4. You don't have to hit bullseye on the first throw. 

When you are looking for a marriage therapist there can be a lot of unnecessary pressure to choose the right one on the first visit. We would not walk onto a car lot and buy the first car we see. Why would we trust our most vital earthly relationship with the first visit? 

Don't get me wrong, many people do actually find a good therapist on their first visit (after google searching, asking around, discussing therapy needs and goals with their spouse, scheduling an appointment and making the journey across town to their first appointment). It can be done but that is not necessarily the goal. 

Sometimes meeting with the "wrong therapist" can set you up to clarify what you really are looking for and needing. Sometimes you know right away if it is a good fit. Other times it may take a couple sessions. Don't be discouraged if you go to three sessions and discern its not the best fit.
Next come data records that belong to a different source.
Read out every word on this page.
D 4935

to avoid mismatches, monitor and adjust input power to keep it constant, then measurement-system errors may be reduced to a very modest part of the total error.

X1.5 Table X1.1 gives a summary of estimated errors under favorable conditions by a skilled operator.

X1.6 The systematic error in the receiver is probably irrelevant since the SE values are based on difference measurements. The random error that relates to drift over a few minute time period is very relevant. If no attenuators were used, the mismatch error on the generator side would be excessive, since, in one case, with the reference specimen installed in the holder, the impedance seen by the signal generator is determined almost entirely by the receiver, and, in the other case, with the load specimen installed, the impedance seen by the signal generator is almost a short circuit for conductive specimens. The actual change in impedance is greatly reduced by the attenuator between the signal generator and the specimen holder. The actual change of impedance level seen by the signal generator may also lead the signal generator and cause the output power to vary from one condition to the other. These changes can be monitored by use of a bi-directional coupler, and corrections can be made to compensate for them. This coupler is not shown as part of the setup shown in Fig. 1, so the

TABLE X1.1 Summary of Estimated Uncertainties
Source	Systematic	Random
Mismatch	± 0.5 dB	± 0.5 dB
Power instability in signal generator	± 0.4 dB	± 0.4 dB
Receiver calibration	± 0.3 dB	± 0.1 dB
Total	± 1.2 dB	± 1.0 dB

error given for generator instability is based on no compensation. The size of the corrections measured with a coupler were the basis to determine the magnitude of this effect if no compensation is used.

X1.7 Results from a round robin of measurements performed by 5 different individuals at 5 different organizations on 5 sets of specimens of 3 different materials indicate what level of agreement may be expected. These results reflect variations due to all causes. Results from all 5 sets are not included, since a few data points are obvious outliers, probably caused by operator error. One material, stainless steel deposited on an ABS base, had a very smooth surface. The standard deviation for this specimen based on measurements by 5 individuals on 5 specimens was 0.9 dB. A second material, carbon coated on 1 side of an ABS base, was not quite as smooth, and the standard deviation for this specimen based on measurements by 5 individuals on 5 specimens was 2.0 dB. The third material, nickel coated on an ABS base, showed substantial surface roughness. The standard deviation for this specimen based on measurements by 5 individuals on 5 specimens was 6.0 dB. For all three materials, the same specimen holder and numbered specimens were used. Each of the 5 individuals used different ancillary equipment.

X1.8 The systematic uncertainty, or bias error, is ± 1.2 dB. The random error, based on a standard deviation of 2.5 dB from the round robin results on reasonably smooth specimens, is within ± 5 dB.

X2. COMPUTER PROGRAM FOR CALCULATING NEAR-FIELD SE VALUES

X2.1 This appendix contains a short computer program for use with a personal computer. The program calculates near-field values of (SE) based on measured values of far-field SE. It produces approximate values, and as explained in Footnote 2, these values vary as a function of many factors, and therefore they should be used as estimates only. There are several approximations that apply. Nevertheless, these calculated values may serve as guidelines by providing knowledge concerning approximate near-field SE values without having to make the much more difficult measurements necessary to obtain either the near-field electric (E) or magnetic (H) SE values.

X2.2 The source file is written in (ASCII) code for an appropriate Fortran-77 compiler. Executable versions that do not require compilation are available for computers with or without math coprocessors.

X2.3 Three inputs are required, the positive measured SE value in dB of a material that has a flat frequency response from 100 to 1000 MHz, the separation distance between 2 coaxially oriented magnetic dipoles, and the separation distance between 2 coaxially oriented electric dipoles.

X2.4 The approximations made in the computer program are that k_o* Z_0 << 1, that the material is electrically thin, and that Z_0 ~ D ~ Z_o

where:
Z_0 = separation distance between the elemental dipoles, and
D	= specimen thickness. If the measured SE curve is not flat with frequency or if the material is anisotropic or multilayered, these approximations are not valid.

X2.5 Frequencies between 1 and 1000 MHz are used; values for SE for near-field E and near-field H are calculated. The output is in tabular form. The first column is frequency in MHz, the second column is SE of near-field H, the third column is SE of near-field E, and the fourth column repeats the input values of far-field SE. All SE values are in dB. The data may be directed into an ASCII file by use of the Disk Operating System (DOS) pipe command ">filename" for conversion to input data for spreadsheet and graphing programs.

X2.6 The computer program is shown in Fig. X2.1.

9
This is all part of the process of your growth. Meeting with the "wrong therapist" can help you become even more clear about you need. That is growth! 

5. Good chemistry matters. 

You read earlier that nearly one third of the change you are seeking leans heavily on your trust in the therapist's ability to facilitate your process. This trust includes good chemistry between the two of you. Like any relationship, there will need to be a runway of time together for trust to form and rapport to develop. For some, that first one hour appointment will be enough. For others it may take a little more time. 

Three attributes that make all the difference in helping cultivate the rapport that is needed will be the warmth, curiosity and empathy demonstrated by your therapist toward you. While therapy is not designed to always make you feel better, you should experience a growing sense of safety and rapport with your therapist as you begin facing aspects of ourselves that stir up fear, shame, regret, grief, hurt, loneliness and sadness.